There's an inbuilt Matlab function that computes Weibull parameters with one line of code. You may want to visit http://www.mathworks.com/help/stats/wblfit.html for details. This function yielded (200.24,3.0) as the Weibull parameter set for the data you supplied above.
Answering the previous letter. About parameter estimation -all correct. But Sasha probably wants to understand the probabilistic mechanism governing the censoring process. And this is not that simple. In my view, there might be many such mechanisms which would produce similarly looking samples.
Dear Hindolo and Ilya, thanks for your answers. Reason to take into account censored events is following - to simulate different situations with same input parameters and to analyse sensitivity. So, Ilya is absolutely right, I "want to understand probabilistic mechanism governing the censoring process".
About my answer (above). It is, certainly, only one of the possible expressions. You can also use some others, e.g., to select some value of K and to calculate:
The problem is that there might be many random mechanisms producing seemingly
similar results. For example, if observation x_i ends by 1,2,3,4, the next observation will be censored by r.v. Z-> F_1(t). Otherwise, the censoring variable will be W-> F_2(t).
Dear Ilya, what is (possible) conclusion ? Using different rules for censoring, we can get essentially different data sets of failures and censored data. But.. with same values of teta and beta parameters! It seems me, in this case MLE estimations for these data sets also will be essentially different for any (even very large) size of these data sets. So, these estimations will be asimptotically shifted, in differ of regular (only failures) data sets?
Dear Ilya and Sergey, I've been following your interesting stances regarding the censored times. Out of curiosity, what's the physical implication of generating the censored times in survival analysis? Cheers!

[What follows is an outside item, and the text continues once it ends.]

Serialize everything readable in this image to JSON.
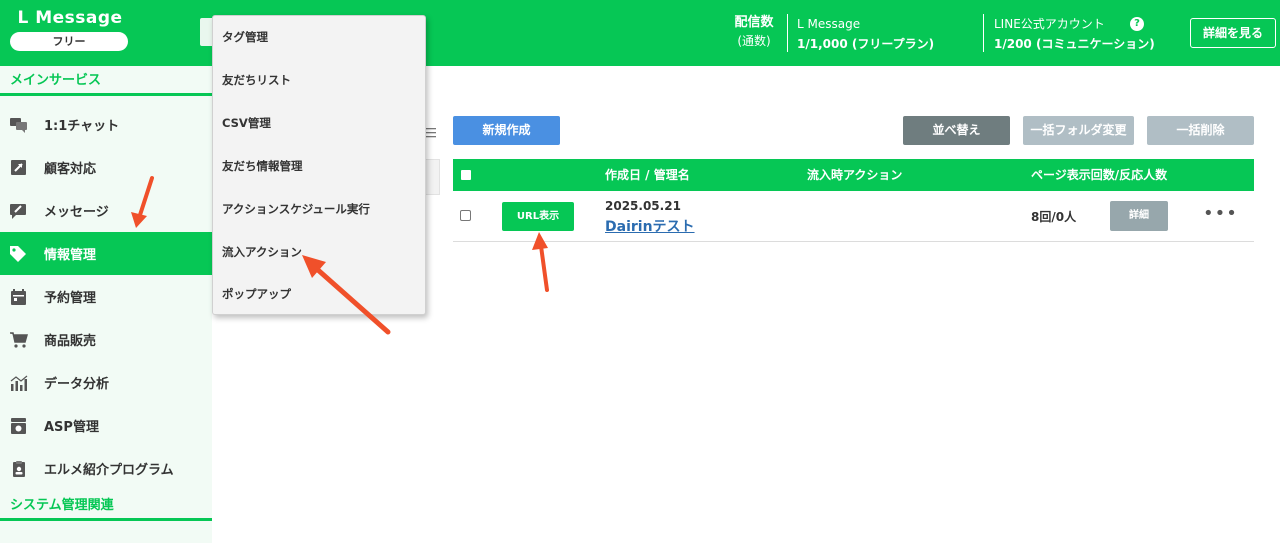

I fully agree with reason, mentioned by Alex and Ilya - " to understand probabilistic mechanism governing the censoring process". Another (possible) reason - to generate a very large sample to get/analyse some "rare-event" estimations.
Some remarks about my answers above ("if t_failure < K*t_censored, t_event = t_failure; else t_event = t_censored... " and "Using different rules for censoring, we can get essentially..." I have performed some numerical experiments: generated samples of 100...10,000 events (failures+censored) according some fixed values of Weibull parameters and after this estimated parameters by means of MLE. Short conclusion:
If K >= 1 (Amount Failures > 50%), results are good.
If K < 0.5 (Amount Failures < 20%), accuracy is bad for any size of sample.